2. Avoid the late filing penalty, because it's huuuuge
2. Avoid the late filing penalty, because it's huuuuge

If you don't file either your tax return or an extension on April 18 and you owe money, your fees will start stacking.

Uncle Sam is like a little kid on his birthday. He wants attention on the big day. So just send him something. 

Otherwise watch him stomp his feet and smack you with fees.

The late filing penalty is 5% of the unpaid taxes you owe for every month your return is late.

It caps at a 25% of your taxes owed, but man, can that add up fast. 

So just file the darn extension form and be done.

3. There is a late payment penalty too
3. There is a late payment penalty too

In theory, you owe your full tax bill on April 18, regardless of whether you extend or file your return. 

But we get it. You might have been caught off guard, especially if you were self-employed or joined the sharing economy this year and didn't set enough money aside for taxes.

So don't panic - but don't blow it off. Because -- no surprise -- there is a late payment penalty as well. 

If you owe the IRS money, the penalty is calculated as 0.5% of the amount you owe for each month you're late, up to a maximum of 25%. So while it's not nearly as bad as the late filing penalty, Uncle Sam is still going to ding you.

4. Go on the IRS's payment plan if you can't pay
4. Go on the IRS's payment plan if you can't pay

If you don't have the money to pay, the IRS actually offers some help, as long as you don't ignore it. 

"Don't forget, the IRS has ability to garnish your wages or put a levy on your property, if you don't do anything," reminds Buchholz.

So there are a bunch of tax payment options. But you should first consider going on the IRS's payment plan. You basically can tell the IRS how much you can afford to pay each month and have the amount debited from your checking account.

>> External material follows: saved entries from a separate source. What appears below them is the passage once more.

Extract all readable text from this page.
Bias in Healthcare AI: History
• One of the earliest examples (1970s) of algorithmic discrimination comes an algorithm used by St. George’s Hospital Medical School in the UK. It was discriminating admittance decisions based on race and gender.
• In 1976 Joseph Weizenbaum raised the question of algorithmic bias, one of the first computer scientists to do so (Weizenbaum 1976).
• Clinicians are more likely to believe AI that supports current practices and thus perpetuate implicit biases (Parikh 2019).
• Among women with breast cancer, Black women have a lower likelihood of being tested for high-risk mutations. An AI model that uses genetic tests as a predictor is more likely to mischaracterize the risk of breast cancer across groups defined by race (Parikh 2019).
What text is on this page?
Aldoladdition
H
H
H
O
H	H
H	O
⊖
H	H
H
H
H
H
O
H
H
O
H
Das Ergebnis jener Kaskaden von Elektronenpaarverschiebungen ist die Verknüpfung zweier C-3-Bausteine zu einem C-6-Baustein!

And that will make the agency happy. 

If you owe $50,000 or less in combined tax, penalties and interest, and filed all your required returns over the years, you may be able to apply online.

If not, just file Form 9465, Installment Agreement Request. Click here for more info.

It's not hard and it makes Uncle Sam happy, because he knows you're making an effort.

5. You can charge your tax bill
5. You can charge your tax bill

As much as we don't like this option because the interest on your credit card is probably ridiculous, you can charge your tax bill and rack up some airline miles.

Check out Official Payments for the different options. But you can use your Visa (V) , American Express (AXP) , MasterCard (MA) or Discover (DFS) to pay your bill with your extension or actual return.

But know that Official Payments will charge you a processing fee and your credit card still will hit you with all the typical fees and interest. So make sure those extra airline miles outweigh those costs.

The bottom line is do something on April 18. File, extend, go on a payment plan.

Whatever you choose, be relieved that it's over...for now.